Sie hatte es ziemlich laut gesagt, und ein paar Leute schauten nun auch aufmerksamer zu den beiden hin.

»Siehst du, Uli, wir gehören schon zu den Ausnahmen«, meinte Antonia neckend. »Ich fühle mich sehr geschmeichelt. Bist ja auch ein ganz besonders fescher Typ.«

»Jetzt hör aber auf«, murmelte er. »Du bist eine Augenweide; ist doch klar, daß das anderen auch auffällt. Nun weißt du hoffentlich auch, warum mir immer bange ist.«

»Weiß ich nicht.«

»Es gibt feschere Typen als mich, die dazu noch ein dickes Bankkonto haben.«

»Und einen schlechten Charakter. Ich kenne doch solche Typen auch, mein Schatz, und ich weiß genau, warum ich dich liebe.«

Er war glücklich, er konnte es sein, denn wem passierte es schon, daß er bei einem Job, der wirklich nichts über seine geistigen Qualitäten aussagte, ein Mädchen wie Antonia kennenlernte, die nicht nur schön war, sondern auch klug, und dazu auch mit beiden Beinen fest im Leben stand, und nicht nur die verwöhnte Tochter spielen wollte.

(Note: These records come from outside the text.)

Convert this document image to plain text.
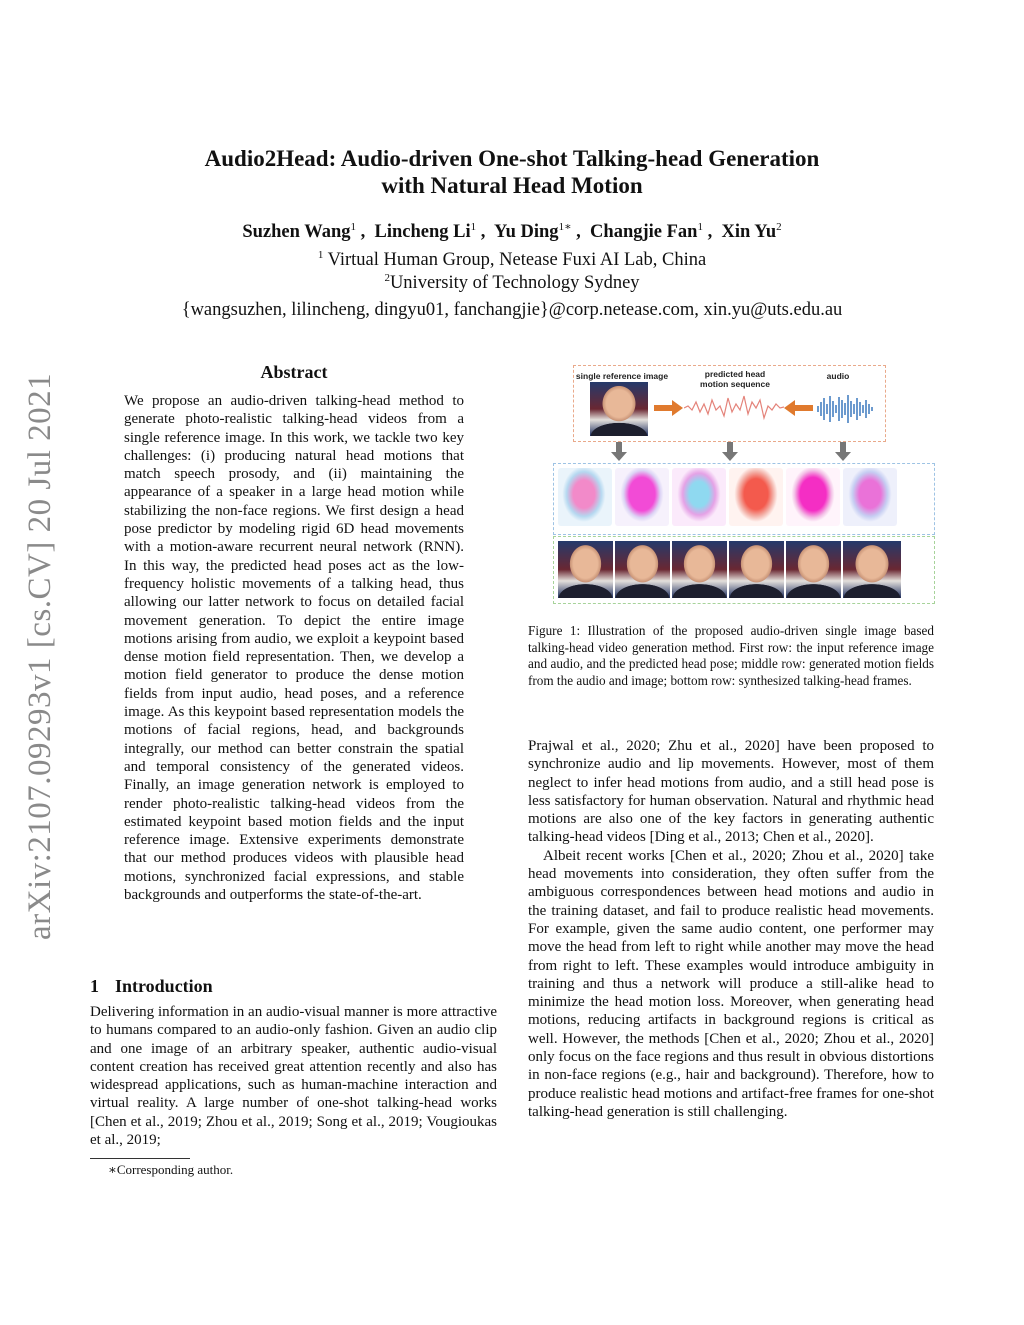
arXiv:2107.09293v1 [cs.CV] 20 Jul 2021
Audio2Head: Audio-driven One-shot Talking-head Generation
with Natural Head Motion
Suzhen Wang$^1$ ,  Lincheng Li$^1$ ,  Yu Ding$^{1∗}$ ,  Changjie Fan$^1$ ,  Xin Yu$^2$
$^1$ Virtual Human Group, Netease Fuxi AI Lab, China
$^2$University of Technology Sydney
{wangsuzhen, lilincheng, dingyu01, fanchangjie}@corp.netease.com, xin.yu@uts.edu.au
Abstract
We propose an audio-driven talking-head method to generate photo-realistic talking-head videos from a single reference image. In this work, we tackle two key challenges: (i) producing natural head motions that match speech prosody, and (ii) maintaining the appearance of a speaker in a large head motion while stabilizing the non-face regions. We first design a head pose predictor by modeling rigid 6D head movements with a motion-aware recurrent neural network (RNN). In this way, the predicted head poses act as the low-frequency holistic movements of a talking head, thus allowing our latter network to focus on detailed facial movement generation. To depict the entire image motions arising from audio, we exploit a keypoint based dense motion field representation. Then, we develop a motion field generator to produce the dense motion fields from input audio, head poses, and a reference image. As this keypoint based representation models the motions of facial regions, head, and backgrounds integrally, our method can better constrain the spatial and temporal consistency of the generated videos. Finally, an image generation network is employed to render photo-realistic talking-head videos from the estimated keypoint based motion fields and the input reference image. Extensive experiments demonstrate that our method produces videos with plausible head motions, synchronized facial expressions, and stable backgrounds and outperforms the state-of-the-art.
1 Introduction
Delivering information in an audio-visual manner is more attractive to humans compared to an audio-only fashion. Given an audio clip and one image of an arbitrary speaker, authentic audio-visual content creation has received great attention recently and also has widespread applications, such as human-machine interaction and virtual reality. A large number of one-shot talking-head works [Chen et al., 2019; Zhou et al., 2019; Song et al., 2019; Vougioukas et al., 2019;
∗Corresponding author.
single reference image	predicted head
motion sequence
audio
Figure 1: Illustration of the proposed audio-driven single image based talking-head video generation method. First row: the input reference image and audio, and the predicted head pose; middle row: generated motion fields from the audio and image; bottom row: synthesized talking-head frames.
Prajwal et al., 2020; Zhu et al., 2020] have been proposed to synchronize audio and lip movements. However, most of them neglect to infer head motions from audio, and a still head pose is less satisfactory for human observation. Natural and rhythmic head motions are also one of the key factors in generating authentic talking-head videos [Ding et al., 2013; Chen et al., 2020].
Albeit recent works [Chen et al., 2020; Zhou et al., 2020] take head movements into consideration, they often suffer from the ambiguous correspondences between head motions and audio in the training dataset, and fail to produce realistic head movements. For example, given the same audio content, one performer may move the head from left to right while another may move the head from right to left. These examples would introduce ambiguity in training and thus a network will produce a still-alike head to minimize the head motion loss. Moreover, when generating head motions, reducing artifacts in background regions is critical as well. However, the methods [Chen et al., 2020; Zhou et al., 2020] only focus on the face regions and thus result in obvious distortions in non-face regions (e.g., hair and background). Therefore, how to produce realistic head motions and artifact-free frames for one-shot talking-head generation is still challenging.
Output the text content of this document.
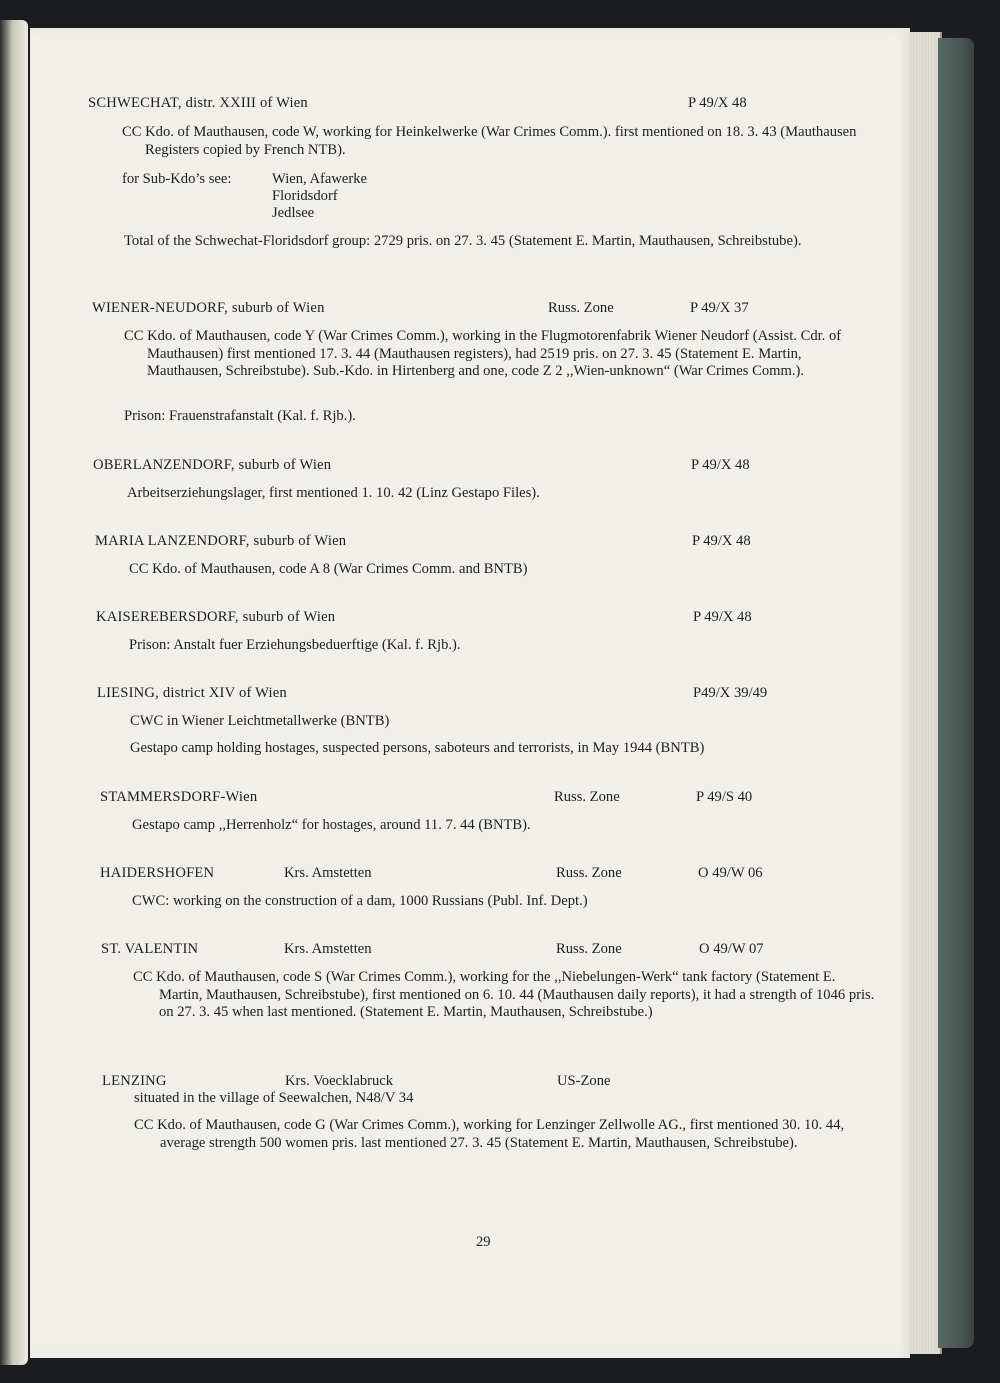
SCHWECHAT, distr. XXIII of Wien	P 49/X 48
CC Kdo. of Mauthausen, code W, working for Heinkelwerke (War Crimes Comm.). first mentioned on 18. 3. 43 (Mauthausen Registers copied by French NTB).
for Sub-Kdo’s see:	Wien, Afawerke
Floridsdorf
Jedlsee
Total of the Schwechat-Floridsdorf group: 2729 pris. on 27. 3. 45 (Statement E. Martin, Mauthausen, Schreibstube).
WIENER-NEUDORF, suburb of Wien	Russ. Zone	P 49/X 37
CC Kdo. of Mauthausen, code Y (War Crimes Comm.), working in the Flugmotorenfabrik Wiener Neudorf (Assist. Cdr. of Mauthausen) first mentioned 17. 3. 44 (Mauthausen registers), had 2519 pris. on 27. 3. 45 (Statement E. Martin, Mauthausen, Schreibstube). Sub.-Kdo. in Hirtenberg and one, code Z 2 ,,Wien-unknown“ (War Crimes Comm.).
Prison: Frauenstrafanstalt (Kal. f. Rjb.).
OBERLANZENDORF, suburb of Wien	P 49/X 48
Arbeitserziehungslager, first mentioned 1. 10. 42 (Linz Gestapo Files).
MARIA LANZENDORF, suburb of Wien	P 49/X 48
CC Kdo. of Mauthausen, code A 8 (War Crimes Comm. and BNTB)
KAISEREBERSDORF, suburb of Wien	P 49/X 48
Prison: Anstalt fuer Erziehungsbeduerftige (Kal. f. Rjb.).
LIESING, district XIV of Wien	P49/X 39/49
CWC in Wiener Leichtmetallwerke (BNTB)
Gestapo camp holding hostages, suspected persons, saboteurs and terrorists, in May 1944 (BNTB)
STAMMERSDORF-Wien	Russ. Zone	P 49/S 40
Gestapo camp ,,Herrenholz“ for hostages, around 11. 7. 44 (BNTB).
HAIDERSHOFEN	Krs. Amstetten	Russ. Zone	O 49/W 06
CWC: working on the construction of a dam, 1000 Russians (Publ. Inf. Dept.)
ST. VALENTIN	Krs. Amstetten	Russ. Zone	O 49/W 07
CC Kdo. of Mauthausen, code S (War Crimes Comm.), working for the ,,Niebelungen-Werk“ tank factory (Statement E. Martin, Mauthausen, Schreibstube), first mentioned on 6. 10. 44 (Mauthausen daily reports), it had a strength of 1046 pris. on 27. 3. 45 when last mentioned. (Statement E. Martin, Mauthausen, Schreibstube.)
LENZING	Krs. Voecklabruck	US-Zone
situated in the village of Seewalchen, N48/V 34
CC Kdo. of Mauthausen, code G (War Crimes Comm.), working for Lenzinger Zellwolle AG., first mentioned 30. 10. 44, average strength 500 women pris. last mentioned 27. 3. 45 (Statement E. Martin, Mauthausen, Schreibstube).
29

Er sah ihrem Auto nach und versank für ein paar Sekunden in Träume. Er wünschte so sehr, bald in der Lage zu sein, mit ihr ernsthaft über die Heirat sprechen zu können.

Er fuhr heim, nachdem er für seine Mutter noch ihre Lieblingspralinen gekauft hatte. Immer, wenn er einen Tag gut verdient hatte, brachte er ihr etwas mit, und jetzt, während der Urlaubszeit, kamen viele Touristen, die sich gern mit dem Taxi herumfahren ließen und spendabel waren. Diesbezüglich hatte Uli keinen Stolz, weil er sich sagte, daß sie nicht mehr geben würden, wenn sie es nicht hätten. Bei den deutschen Fahrgästen passierte es eher, daß über die Preise gemeckert wurde, und auch dafür hatte Uli Verständnis, aber er hatte die Preise nicht gemacht, und wenn das Benzin teurer wurde, mußten sie auch nachziehen.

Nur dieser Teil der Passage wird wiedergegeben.